Sans un râle, les deux combattants se battaient sans aucun ménagement. L’un criait des choses incohérentes et riait à se rompre l’estomac, alors que l’autre était silencieux comme le prédateur avant de sauter sur sa proie. Deux êtres opposés, contraires. Implacablement liés.
Le Batman avait le dessus. Malgré sa blessure, il parvenait à frapper plus régulièrement et aux points les plus sensibles le Joker. Celui-ci était encore un peu sonné des premiers coups échangés et subissait violemment les nouveaux. Il se battait bien, mais il semblait clair qu’il tomberait sous peu ; son ennemi n’attendait que ça.
Finalement, au bout de quelques secondes de plus, le protecteur de Chicago frappa violemment le genou droit du Joker, qui s’écroula sur le sol. Il en profita pour frapper la main porteuse du scalpel, qui alla voler au loin. Il était désarmé, blessé…impuissant. En son pouvoir.
« C’est fini. »
La botte sur son cou, l’empêchant de bouger, le Batman était le vainqueur. Il saignait de partout, il allait avoir besoin de plusieurs jours pour se remettre, mais il avait gagné…encore. Et sans perdre la tête, sans devenir fou. Il faisait des progrès. Il ne serait jamais totalement guéri, mais au moins pourrait-il vivre plus tard une vie sans avoir à se demander si chacun de ses actes pouvait le transformer en monstre destructeur ou non. Ca serait déjà ça.
« Tu vas être soigné et on s’occupera de toi. C’est terminé pour toi.
- Hihihihi…terminé ? Hihi…non, je ne crois pas, Grand Méchant ! J’ai une surprise pour toi ! »
Toujours son rictus horrible. Toujours ce sang sur son visage. Toujours sa folie.
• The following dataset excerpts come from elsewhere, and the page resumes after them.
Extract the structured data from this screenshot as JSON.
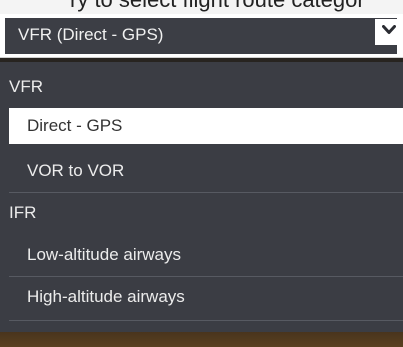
{
  "header_fragment": "ry to select flight route categor",
  "select": {
    "value": "VFR (Direct - GPS)",
    "icon": "chevron-down-icon"
  },
  "groups": [
    {
      "label": "VFR",
      "options": [
        {
          "label": "Direct - GPS",
          "selected": true
        },
        {
          "label": "VOR to VOR",
          "selected": false
        }
      ]
    },
    {
      "label": "IFR",
      "options": [
        {
          "label": "Low-altitude airways",
          "selected": false
        },
        {
          "label": "High-altitude airways",
          "selected": false
        }
      ]
    }
  ],
  "colors": {
    "panel": "#3b3d44",
    "selected_bg": "#ffffff",
    "text": "#ececec"
  }
}
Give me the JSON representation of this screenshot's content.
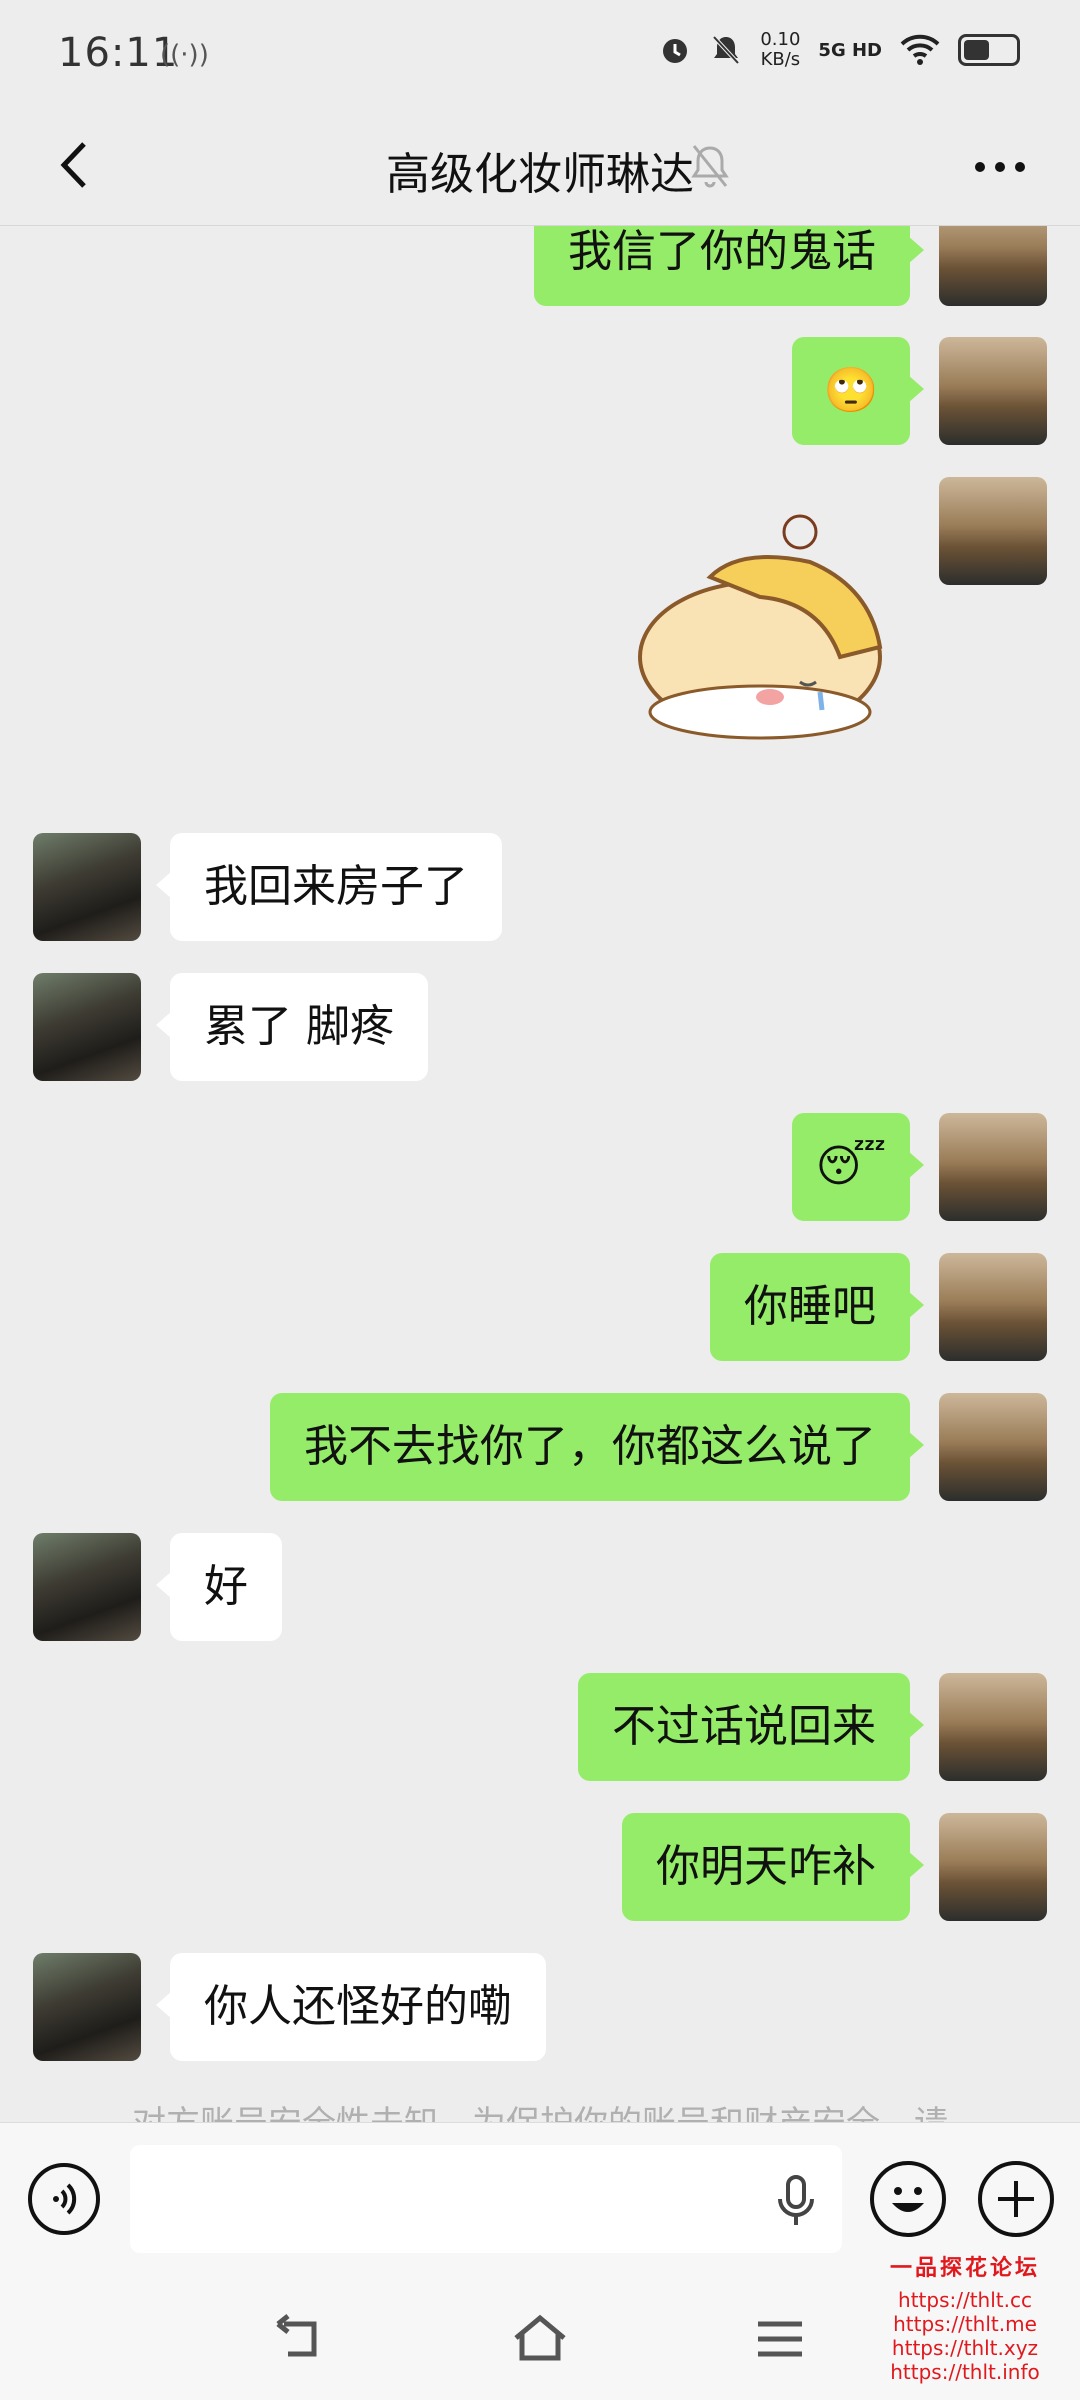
{
  "status_bar": {
    "time": "16:11",
    "net_speed_value": "0.10",
    "net_speed_unit": "KB/s",
    "network": "5G HD",
    "battery_level": 0.55
  },
  "header": {
    "title": "高级化妆师琳达",
    "muted": true
  },
  "messages": [
    {
      "sender": "me",
      "type": "text",
      "text": "我信了你的鬼话"
    },
    {
      "sender": "me",
      "type": "emoji",
      "text": "🙄"
    },
    {
      "sender": "me",
      "type": "sticker",
      "icon": "sad-hamster-sticker"
    },
    {
      "sender": "her",
      "type": "text",
      "text": "我回来房子了"
    },
    {
      "sender": "her",
      "type": "text",
      "text": "累了 脚疼"
    },
    {
      "sender": "me",
      "type": "emoji",
      "text": "😴"
    },
    {
      "sender": "me",
      "type": "text",
      "text": "你睡吧"
    },
    {
      "sender": "me",
      "type": "text",
      "text": "我不去找你了，你都这么说了"
    },
    {
      "sender": "her",
      "type": "text",
      "text": "好"
    },
    {
      "sender": "me",
      "type": "text",
      "text": "不过话说回来"
    },
    {
      "sender": "me",
      "type": "text",
      "text": "你明天咋补"
    },
    {
      "sender": "her",
      "type": "text",
      "text": "你人还怪好的嘞"
    }
  ],
  "notice": "对方账号安全性未知，为保护你的账号和财产安全，请",
  "input": {
    "value": "",
    "icons": [
      "voice-icon",
      "mic-icon",
      "emoji-icon",
      "plus-icon"
    ]
  },
  "watermark": {
    "title": "一品探花论坛",
    "lines": [
      "https://thlt.cc",
      "https://thlt.me",
      "https://thlt.xyz",
      "https://thlt.info"
    ]
  },
  "nav": [
    "back-icon",
    "home-icon",
    "menu-icon"
  ]
}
Toujours son aspect terrifiant.
« Tu parles de l’homme qui vient derrière moi ? »
Il avait entendu ses pas difficiles et sa respiration saccadée. Un des dingues qui avait réussi à sortir de la voiture. Le Batman se retourna et le frappa violemment au visage, lui brisant le nez. La botte toujours sur la gorge de son adversaire, il avait mis KO l’importun en une seconde à peine.
« Hihi…non… »
CLIC.
Un étrange bruit que le Batman ne connaissait que trop bien. Il se retourna pour voir si ses pires craintes étaient confirmées, et son sang se glaça.
« …je parlais de ça, Grand Méchant. »
Un flingue. Le Joker tenait un flingue. Et il le visait.
« J’avais dis que je te montrerai…hihi… »
Il n’avait qu’une seconde pour sauter et éviter le tir. Il n’avait qu’une seconde pour démontrer que ses années d’entraînement avaient servis à quelque chose. Il n’avait qu’une seconde pour être plus rapide que le Joker. Il n’avait qu’une seconde pour survivre et continuer sa mission.
Mais, une seconde…c’était court. Trop court. Même pour lui.
BLAM.
Un doigt pressa une détente. Une balle fut expulsée d’un canon en direction d’une tête. Un homme tenta un saut impossible. Mais la seconde était déjà passée. La balle rencontra la tête, y pénétra dans une gerbe de sang et y resta figée. Un corps s’arrêta, tituba avant de s’écrouler. Un rire sadique et fou se fit entendre. Un héros était tombé pour ne plus jamais se relever. Et le rire s’intensifia.